543. Diameter of Binary Tree

Problem Statement

Given the root of a binary tree, return the length of the diameter of the tree.

The diameter is the longest path between any two nodes, measured by the number of edges. This path may or may not pass through the root.

Examples

Example 1:

Input: root = [1,2,3,4,5]
Output: 3
# Tree:    1
#         / \
#        2   3
#       / \
#      4   5
# Longest path: 4 → 2 → 1 → 3 (or 5 → 2 → 1 → 3), 3 edges.

Example 2:

Input: root = [1,2]
Output: 1
# Tree:  1
#       /
#      2
# One edge between 1 and 2.

Constraints

  • The number of nodes in the tree is in the range [1, 10^4].
  • -100 <= Node.val <= 100

Clarification Questions

  1. Empty tree: Constraints say at least 1 node; no need to handle root is None for the problem, but we can return 0 for clarity.
  2. Length: Diameter = number of edges on the longest path (not number of nodes).
    Assumption: Yes.
  3. Path: Path can be anywhere in the tree, not necessarily through the root.
    Assumption: Yes — we must consider the best path through every node.
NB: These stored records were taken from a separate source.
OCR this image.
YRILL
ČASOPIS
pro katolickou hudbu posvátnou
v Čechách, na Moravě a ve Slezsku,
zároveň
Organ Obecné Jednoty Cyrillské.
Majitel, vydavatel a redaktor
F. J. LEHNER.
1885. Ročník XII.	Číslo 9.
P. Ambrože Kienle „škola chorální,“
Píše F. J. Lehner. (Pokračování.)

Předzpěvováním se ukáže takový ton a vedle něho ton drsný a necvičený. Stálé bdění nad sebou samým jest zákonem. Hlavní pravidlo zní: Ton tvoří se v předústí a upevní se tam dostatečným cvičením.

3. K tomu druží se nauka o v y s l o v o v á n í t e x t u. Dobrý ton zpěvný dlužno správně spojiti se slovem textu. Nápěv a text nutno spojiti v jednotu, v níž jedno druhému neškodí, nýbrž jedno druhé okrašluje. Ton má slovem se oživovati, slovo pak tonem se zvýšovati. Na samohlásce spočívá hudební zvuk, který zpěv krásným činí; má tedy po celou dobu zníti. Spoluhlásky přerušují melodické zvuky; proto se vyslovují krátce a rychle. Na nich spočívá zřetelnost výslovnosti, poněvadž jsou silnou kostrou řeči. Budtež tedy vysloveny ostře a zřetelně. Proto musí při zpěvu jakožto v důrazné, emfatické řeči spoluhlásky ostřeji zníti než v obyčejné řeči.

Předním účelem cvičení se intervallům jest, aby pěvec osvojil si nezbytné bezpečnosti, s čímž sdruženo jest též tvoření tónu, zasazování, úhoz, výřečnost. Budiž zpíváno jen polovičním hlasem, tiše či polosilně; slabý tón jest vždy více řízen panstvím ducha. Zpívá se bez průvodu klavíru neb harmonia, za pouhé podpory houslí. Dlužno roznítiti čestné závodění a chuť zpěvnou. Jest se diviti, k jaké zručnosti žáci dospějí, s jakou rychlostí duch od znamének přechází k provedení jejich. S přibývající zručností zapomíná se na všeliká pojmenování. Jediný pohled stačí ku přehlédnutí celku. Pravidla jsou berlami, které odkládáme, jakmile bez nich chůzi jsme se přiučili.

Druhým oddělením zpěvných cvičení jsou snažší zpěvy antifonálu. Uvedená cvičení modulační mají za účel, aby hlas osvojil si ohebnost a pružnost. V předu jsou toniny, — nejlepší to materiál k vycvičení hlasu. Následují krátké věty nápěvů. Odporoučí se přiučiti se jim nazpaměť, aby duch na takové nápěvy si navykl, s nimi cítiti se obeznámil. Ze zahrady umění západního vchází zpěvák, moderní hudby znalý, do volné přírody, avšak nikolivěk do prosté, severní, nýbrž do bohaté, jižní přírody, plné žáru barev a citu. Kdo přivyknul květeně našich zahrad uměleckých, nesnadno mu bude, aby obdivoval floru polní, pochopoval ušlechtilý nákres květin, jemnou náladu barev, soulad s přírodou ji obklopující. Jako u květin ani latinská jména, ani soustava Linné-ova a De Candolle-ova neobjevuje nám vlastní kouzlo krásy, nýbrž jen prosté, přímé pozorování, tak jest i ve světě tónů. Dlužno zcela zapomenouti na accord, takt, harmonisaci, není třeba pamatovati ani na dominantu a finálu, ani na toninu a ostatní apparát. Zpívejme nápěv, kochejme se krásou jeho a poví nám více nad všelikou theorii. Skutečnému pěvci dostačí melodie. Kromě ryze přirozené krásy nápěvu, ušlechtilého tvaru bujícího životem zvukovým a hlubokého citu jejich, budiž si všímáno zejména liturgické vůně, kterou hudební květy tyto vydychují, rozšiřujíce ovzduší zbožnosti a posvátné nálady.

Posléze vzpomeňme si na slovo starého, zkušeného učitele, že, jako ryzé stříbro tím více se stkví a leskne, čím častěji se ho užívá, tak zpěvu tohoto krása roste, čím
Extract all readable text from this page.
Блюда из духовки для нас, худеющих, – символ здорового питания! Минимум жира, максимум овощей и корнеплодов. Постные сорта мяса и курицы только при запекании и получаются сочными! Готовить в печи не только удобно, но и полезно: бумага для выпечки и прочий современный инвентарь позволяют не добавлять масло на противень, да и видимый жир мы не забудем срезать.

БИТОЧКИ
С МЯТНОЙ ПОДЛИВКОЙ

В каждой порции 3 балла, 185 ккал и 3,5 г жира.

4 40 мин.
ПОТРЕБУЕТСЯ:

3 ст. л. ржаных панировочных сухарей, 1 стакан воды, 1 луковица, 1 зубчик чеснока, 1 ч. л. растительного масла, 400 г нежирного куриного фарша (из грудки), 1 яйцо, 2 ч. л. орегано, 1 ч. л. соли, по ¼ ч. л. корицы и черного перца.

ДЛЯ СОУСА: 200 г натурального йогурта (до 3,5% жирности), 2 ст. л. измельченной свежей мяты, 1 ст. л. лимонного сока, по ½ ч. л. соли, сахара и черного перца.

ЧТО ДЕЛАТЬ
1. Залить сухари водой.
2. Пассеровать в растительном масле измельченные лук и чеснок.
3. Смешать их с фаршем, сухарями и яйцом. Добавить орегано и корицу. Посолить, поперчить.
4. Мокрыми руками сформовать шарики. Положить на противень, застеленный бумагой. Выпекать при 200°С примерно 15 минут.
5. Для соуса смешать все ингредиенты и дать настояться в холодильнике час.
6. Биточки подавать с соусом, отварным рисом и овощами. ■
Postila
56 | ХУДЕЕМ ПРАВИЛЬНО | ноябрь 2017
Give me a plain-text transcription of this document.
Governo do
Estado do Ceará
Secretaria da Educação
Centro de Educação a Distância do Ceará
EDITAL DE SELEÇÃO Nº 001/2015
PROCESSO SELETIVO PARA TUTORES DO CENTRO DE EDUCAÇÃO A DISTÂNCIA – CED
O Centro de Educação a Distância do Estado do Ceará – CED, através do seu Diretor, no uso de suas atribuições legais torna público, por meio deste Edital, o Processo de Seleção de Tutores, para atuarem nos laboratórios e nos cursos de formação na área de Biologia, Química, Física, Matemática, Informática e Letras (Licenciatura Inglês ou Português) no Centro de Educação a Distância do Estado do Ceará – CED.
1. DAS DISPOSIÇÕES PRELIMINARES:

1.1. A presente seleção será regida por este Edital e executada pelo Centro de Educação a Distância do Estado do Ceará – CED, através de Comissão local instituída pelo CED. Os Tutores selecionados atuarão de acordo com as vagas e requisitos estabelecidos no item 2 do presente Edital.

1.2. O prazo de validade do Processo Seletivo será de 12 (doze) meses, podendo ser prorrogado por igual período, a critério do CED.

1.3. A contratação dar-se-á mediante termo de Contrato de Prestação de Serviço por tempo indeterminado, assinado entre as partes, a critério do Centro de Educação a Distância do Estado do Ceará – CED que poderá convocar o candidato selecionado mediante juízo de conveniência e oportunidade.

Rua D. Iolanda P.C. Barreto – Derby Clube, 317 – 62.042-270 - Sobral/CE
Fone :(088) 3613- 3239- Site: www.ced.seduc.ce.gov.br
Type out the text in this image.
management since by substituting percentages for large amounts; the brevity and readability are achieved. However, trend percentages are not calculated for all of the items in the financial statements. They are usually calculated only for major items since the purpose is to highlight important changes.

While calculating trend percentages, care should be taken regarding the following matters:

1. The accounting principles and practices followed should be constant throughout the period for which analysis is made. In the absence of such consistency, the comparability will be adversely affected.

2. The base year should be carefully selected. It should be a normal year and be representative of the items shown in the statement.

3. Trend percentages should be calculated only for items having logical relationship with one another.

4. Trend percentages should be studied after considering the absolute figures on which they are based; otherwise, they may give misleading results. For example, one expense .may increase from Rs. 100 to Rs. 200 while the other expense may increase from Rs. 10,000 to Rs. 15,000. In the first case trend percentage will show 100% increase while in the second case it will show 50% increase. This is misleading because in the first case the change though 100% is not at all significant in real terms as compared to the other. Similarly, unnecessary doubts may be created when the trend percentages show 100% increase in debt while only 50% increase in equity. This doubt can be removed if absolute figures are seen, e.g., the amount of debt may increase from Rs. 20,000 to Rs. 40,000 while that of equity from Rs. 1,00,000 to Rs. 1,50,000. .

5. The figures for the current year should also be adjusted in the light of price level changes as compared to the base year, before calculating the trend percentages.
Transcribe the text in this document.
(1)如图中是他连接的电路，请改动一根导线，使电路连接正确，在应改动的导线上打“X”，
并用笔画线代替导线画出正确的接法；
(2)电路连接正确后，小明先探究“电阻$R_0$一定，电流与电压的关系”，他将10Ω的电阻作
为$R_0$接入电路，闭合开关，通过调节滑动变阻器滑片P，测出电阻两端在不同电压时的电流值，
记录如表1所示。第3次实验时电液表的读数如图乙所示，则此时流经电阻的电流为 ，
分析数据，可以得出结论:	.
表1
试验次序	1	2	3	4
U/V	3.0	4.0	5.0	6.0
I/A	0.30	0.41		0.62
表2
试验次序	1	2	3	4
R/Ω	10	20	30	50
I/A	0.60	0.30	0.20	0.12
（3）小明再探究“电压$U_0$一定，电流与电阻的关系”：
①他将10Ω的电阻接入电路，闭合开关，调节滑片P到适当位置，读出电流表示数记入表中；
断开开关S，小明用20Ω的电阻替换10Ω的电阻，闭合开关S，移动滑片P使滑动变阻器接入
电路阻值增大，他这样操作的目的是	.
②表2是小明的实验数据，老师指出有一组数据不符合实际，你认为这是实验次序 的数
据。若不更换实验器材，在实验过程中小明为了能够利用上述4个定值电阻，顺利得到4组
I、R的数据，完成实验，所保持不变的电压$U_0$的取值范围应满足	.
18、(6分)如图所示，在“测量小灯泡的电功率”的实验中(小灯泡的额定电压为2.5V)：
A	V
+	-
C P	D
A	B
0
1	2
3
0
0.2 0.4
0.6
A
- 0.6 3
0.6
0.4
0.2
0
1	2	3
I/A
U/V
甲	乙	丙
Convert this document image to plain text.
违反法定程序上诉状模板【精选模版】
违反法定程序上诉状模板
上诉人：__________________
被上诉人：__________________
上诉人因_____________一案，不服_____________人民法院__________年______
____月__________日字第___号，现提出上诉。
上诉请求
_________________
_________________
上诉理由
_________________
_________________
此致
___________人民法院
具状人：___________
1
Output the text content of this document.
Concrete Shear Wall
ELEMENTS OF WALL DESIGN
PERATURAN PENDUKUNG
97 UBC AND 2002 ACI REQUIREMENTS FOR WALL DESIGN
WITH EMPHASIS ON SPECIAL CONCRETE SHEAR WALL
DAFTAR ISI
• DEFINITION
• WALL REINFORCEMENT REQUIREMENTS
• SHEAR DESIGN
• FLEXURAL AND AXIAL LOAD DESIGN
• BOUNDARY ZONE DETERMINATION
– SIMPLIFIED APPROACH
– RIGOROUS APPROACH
Interview Deduction Process (20 minutes)

Step 1: What is the diameter at a node? (5 min)
The longest path through a node is the longest path down its left subtree plus the longest path down its right subtree (in edges). So we need the “depth” of left and right (max edges from that child to a leaf), then candidate diameter = left_depth + right_depth (with the right depth convention).

Step 2: Depth convention (5 min)
Define depth of a node = max number of edges from this node to a leaf. Empty: 0. Then depth(node) = 1 + max(depth(left), depth(right)). The path through node uses (depth(left)) edges on the left and (depth(right)) on the right, so diameter through node = depth(left) + depth(right). So we can use depth(None)=0 and depth = 1 + max(L,R); candidate = L + R.

Step 3: Single DFS (10 min)
Recurse to get left and right depths. Update a global (or nonlocal) max with L + R. Return depth = 1 + max(L, R). O(n) time, O(h) space.

Solution Approach

DFS with depth return: For each node, the diameter passing through it equals the sum of the maximum depths of its left and right subtrees (each “depth” = max edges to a leaf, with None → 0). So we run a DFS that returns this depth, and at each node we compute candidate diameter = left_depth + right_depth and update the answer. Return value for the parent is 1 + max(left_depth, right_depth).

Key Insights

  1. Path through each node — The longest path through a node is determined by the longest path down left + longest path down right (in edges).
  2. Depth once — Return “depth” (max edges to a leaf) from the DFS so the parent can use it; no need to recompute.
  3. Global / nonlocal max — The best path might not go through the root, so we update the maximum at every node and return only the depth for the recursion.

Python Solution

DFS (O(n) — single pass)

from typing import Optional


# Definition for a binary tree node.
class TreeNode:
    def __init__(self, val=0, left=None, right=None):
        self.val = val
        self.left = left
        self.right = right


class Solution:
    def diameterOfBinaryTree(self, root: Optional[TreeNode]) -> int:
        best = 0

        def depth(node: Optional[TreeNode]) -> int:
            nonlocal best
            if node is None:
                return 0
            left_d = depth(node.left)
            right_d = depth(node.right)
            best = max(best, left_d + right_d)
            return 1 + max(left_d, right_d)

        depth(root)
        return best

Algorithm Explanation

We define depth of a node as the maximum number of edges from that node to a leaf. Base case: None → 0. Recursive: depth = 1 + max(depth(left), depth(right)).

At each node, the longest path that goes through that node has length left_d + right_d (edges on the left chain plus edges on the right chain). We update a global maximum with this value. The return value is the depth so the parent can compute its own candidate diameter. The final answer is the maximum over all nodes.

Complexity Analysis

  • Time: O(n) — each node is visited once.
  • Space: O(h) for the recursion stack, where h is the height of the tree (O(n) worst case for a skewed tree).

Edge Cases

  • Single node → depth 0, candidate 0; diameter = 0.
  • Only one child (e.g. [1,2]) → left_d=1, right_d=0, candidate=1; diameter = 1.
  • Diameter not through root — the DFS naturally considers every node, so the global max is correct.

Common Mistakes

  • Only checking through root — The max path might be entirely in one subtree; we must consider the candidate at every node.
  • Counting nodes instead of edges — The problem asks for the number of edges; using “depth” as edges (depth(None)=0, depth = 1+max(L,R)) keeps candidate = L+R as the edge count.
  • Forgetting to update the max — We must do best = max(best, left_d + right_d) at every node.